Pondered it for a moment. Lifted the receiver. Tactfully, Ira bent lower over his cards and started whistling. (He was so polite about privacy, although as Maggie knew from experience you could overhear quite a lot while pretending to be absorbed in your song.) She punched in Serena's number very slowly and deliberately, as if that would help their conversation'.
Serena's telephone gave two short rings instead of one long. Maggie thought of that as rural and slightly backward. Breep-breep, it said.
Breep-breep.
Serena said, "Hello?"
"Serena?"
"Yes?"
"It's me."
"Oh, hi."
Maybe she hadn't realized yet who "me" was. Maggie cleared her throat.
She said, "It's Maggie."
"Hi, Maggie."
Maggie relaxed against her pillow and stretched her legs out. She said, "I called to see how you were doing."

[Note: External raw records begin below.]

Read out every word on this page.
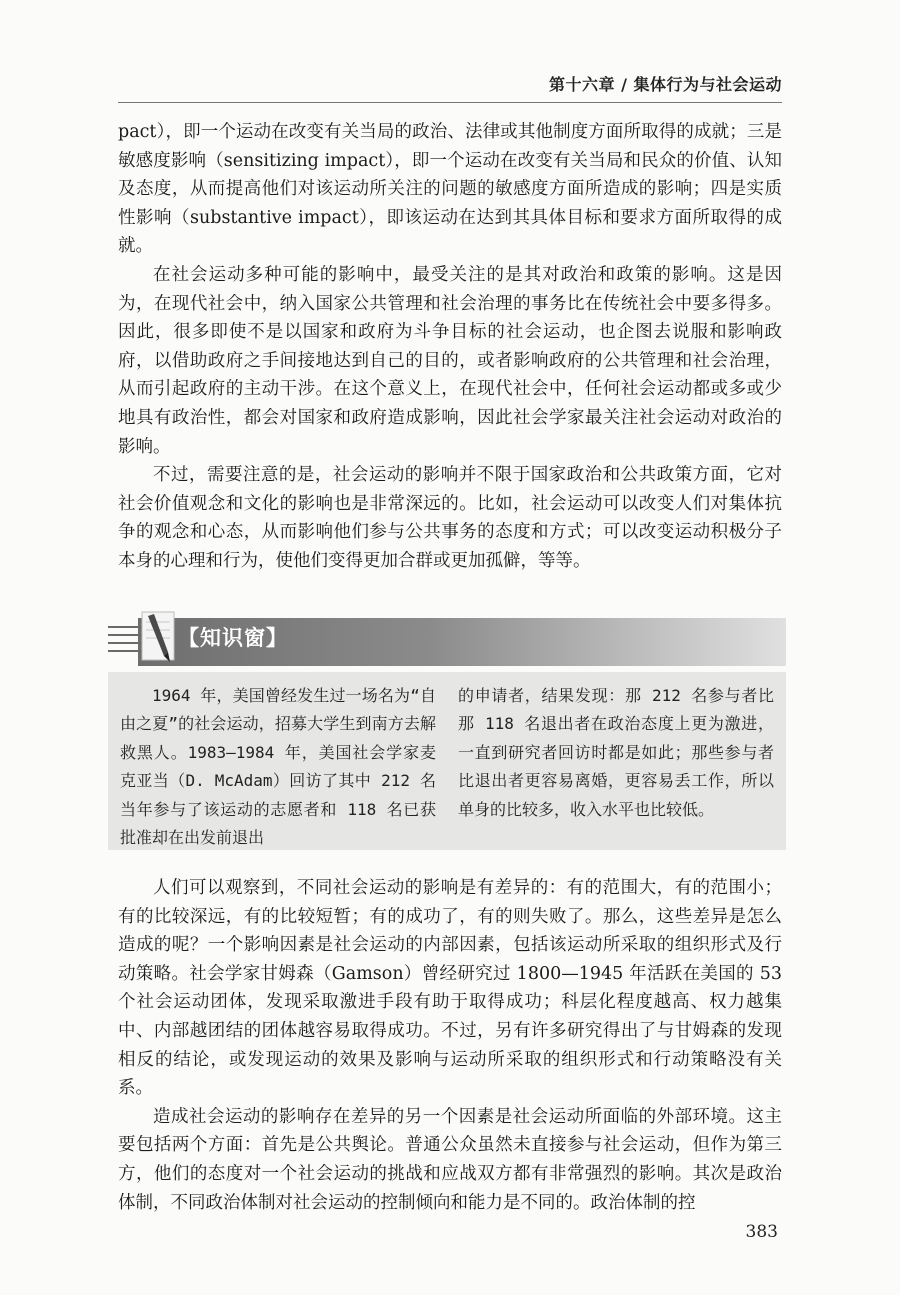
第十六章 / 集体行为与社会运动

pact），即一个运动在改变有关当局的政治、法律或其他制度方面所取得的成就；三是敏感度影响（sensitizing impact），即一个运动在改变有关当局和民众的价值、认知及态度，从而提高他们对该运动所关注的问题的敏感度方面所造成的影响；四是实质性影响（substantive impact），即该运动在达到其具体目标和要求方面所取得的成就。

在社会运动多种可能的影响中，最受关注的是其对政治和政策的影响。这是因为，在现代社会中，纳入国家公共管理和社会治理的事务比在传统社会中要多得多。因此，很多即使不是以国家和政府为斗争目标的社会运动，也企图去说服和影响政府，以借助政府之手间接地达到自己的目的，或者影响政府的公共管理和社会治理，从而引起政府的主动干涉。在这个意义上，在现代社会中，任何社会运动都或多或少地具有政治性，都会对国家和政府造成影响，因此社会学家最关注社会运动对政治的影响。

不过，需要注意的是，社会运动的影响并不限于国家政治和公共政策方面，它对社会价值观念和文化的影响也是非常深远的。比如，社会运动可以改变人们对集体抗争的观念和心态，从而影响他们参与公共事务的态度和方式；可以改变运动积极分子本身的心理和行为，使他们变得更加合群或更加孤僻，等等。

【知识窗】

1964 年，美国曾经发生过一场名为“自由之夏”的社会运动，招募大学生到南方去解救黑人。1983—1984 年，美国社会学家麦克亚当（D. McAdam）回访了其中 212 名当年参与了该运动的志愿者和 118 名已获批准却在出发前退出

的申请者，结果发现：那 212 名参与者比那 118 名退出者在政治态度上更为激进，一直到研究者回访时都是如此；那些参与者比退出者更容易离婚，更容易丢工作，所以单身的比较多，收入水平也比较低。

人们可以观察到，不同社会运动的影响是有差异的：有的范围大，有的范围小；有的比较深远，有的比较短暂；有的成功了，有的则失败了。那么，这些差异是怎么造成的呢？一个影响因素是社会运动的内部因素，包括该运动所采取的组织形式及行动策略。社会学家甘姆森（Gamson）曾经研究过 1800—1945 年活跃在美国的 53 个社会运动团体，发现采取激进手段有助于取得成功；科层化程度越高、权力越集中、内部越团结的团体越容易取得成功。不过，另有许多研究得出了与甘姆森的发现相反的结论，或发现运动的效果及影响与运动所采取的组织形式和行动策略没有关系。

造成社会运动的影响存在差异的另一个因素是社会运动所面临的外部环境。这主要包括两个方面：首先是公共舆论。普通公众虽然未直接参与社会运动，但作为第三方，他们的态度对一个社会运动的挑战和应战双方都有非常强烈的影响。其次是政治体制，不同政治体制对社会运动的控制倾向和能力是不同的。政治体制的控

383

"Just fine!" Serena said. "Or, well, I don't know. Not so hot, to tell the troth. I keep walking up and down, walking from one room to another. Can't seem to stay in one place."
"Isn't Linda there?"
"I sent her away."
"What for?"
"She got on my nerves."
"On your nerves! How?"
"Oh, this way and that, I forget. They took me out to dinner and ... I admit it was partly my fault. I was acting sort of contrary. I didn't like the restaurant and I couldn't stand the people who were eating there. I kept thinking how good it would feel to be alone, to have the house to myself. But now here I am and it's so quiet. It's like Fm wrapped in cotton or something. I was thrilled to hear the phone ring."
"I wish you lived closer," Maggie said.
Serena said, "I don't have anyone to tell about the trivia, what the plumbing's up to and how the red ants have come back in the kitchen."
"You can tell me," Maggie said.
"Well, but they're not your red ants too, don't you see? I mean you and I are not in this together."